This book is the second volume of University of London's HANDBOOK OF OLD CHURCH SLAVONIC and includes reading selections and a glossary prepared by R. Auty. The first volume, Grammar, was written by Grigore Nandris and may be the greatest primer of Old Church Slavonic ever written. This second volume is a fine complement.
The various texts come in three groups. The first is that of Glagolitic manuscripts, although with the except of a brief Glagolitic sample from the Kyiv Folia these are presented in Cyrillic transliteration. The selections in this group come from Codex Zographensis, Codex Marianus, Codex Assemanianus, the Kyiv Folia (here called the Kiev Missal), Psalterium Sinaiticium, Euchologium Sinaiticum, and Glagolita Clozianus. The second group of selections come from Cyrillic manuscripts, these being Tsar Samuel's Inscription (of 993), Savvina Kniga, and Codex Suprasliensis. The third group are selections from texts with marked local characteristics: Ostromir's Gospel-Book (called the first extant writing in Old Russian), the Prague Fragments, and the idiosyncratic Freising Texts which are presented in their Germanic script.
To show the reader the variety of style among these various manuscripts, Auty further gives the reader five translations of Luke 10:25-10:37. The glossary can be found at the end of the book, which due to its breadth is must-have even if you don't intend to read the selections.

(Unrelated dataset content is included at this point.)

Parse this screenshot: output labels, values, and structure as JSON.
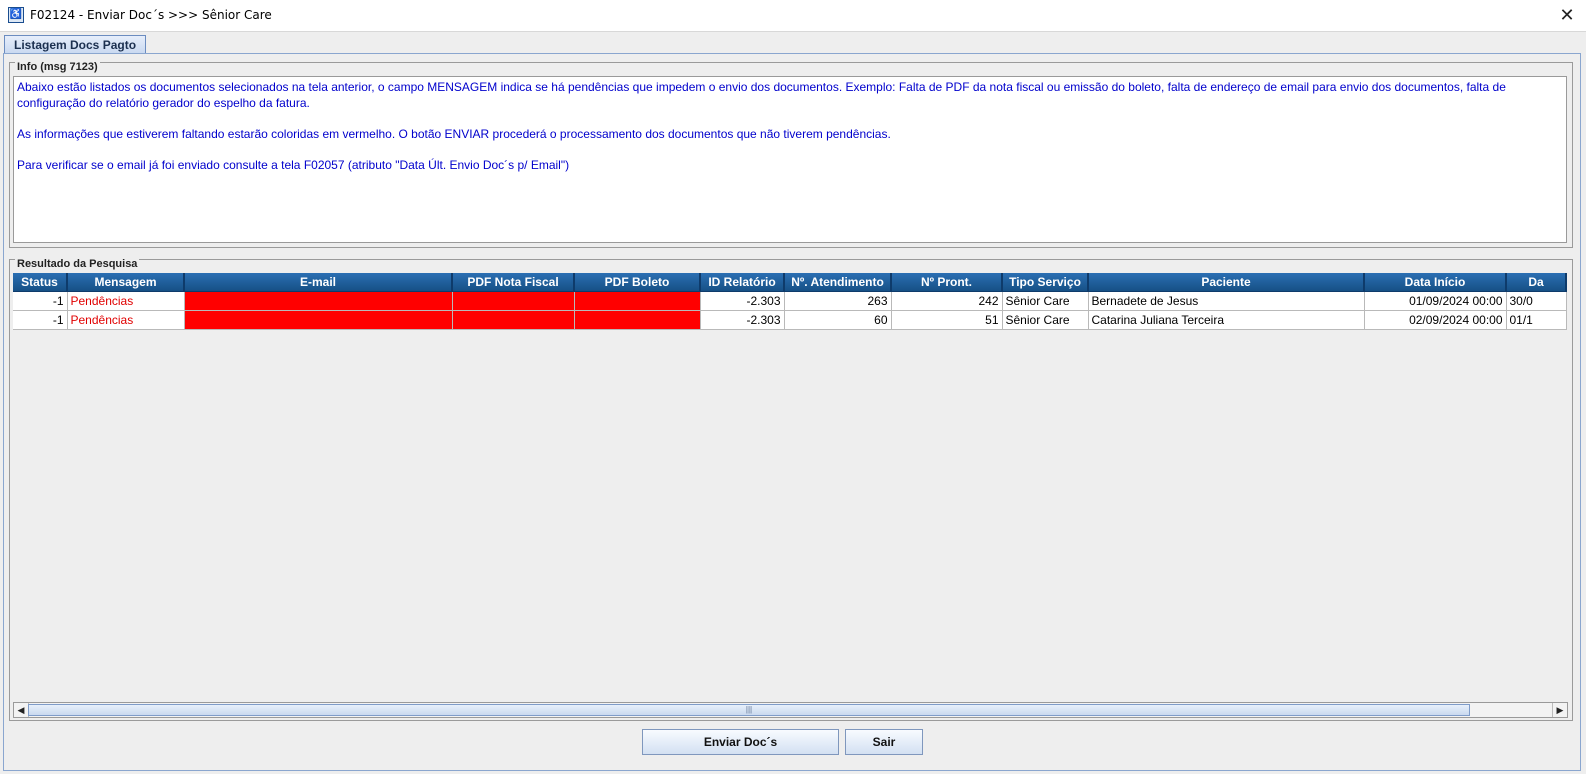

Although the reader is a most useful tool and belongs in the library of any student of OCS, it does have some faults. The resources were not available to typeset everything in a uniform fashion, so the selections as presented through photocopies from various earlier editions. Some selections, like that from Codex Suprasliensis, are supremely readable, but some others like the selection from Ostromir's Gospel-Book are hard on the eye. Also, as it was published in 1960, Auty's reader came to early to include selections from the Eninskij Apostol or the 1959 edition of Glagolita Clozianus. For that, and for other bits from the texts represented here, I'd recommend K. A. Vojlova's STAROSLAVJANSKIJ JAZYK (Moscow: Drofa, 2003) which is quite inexpensive.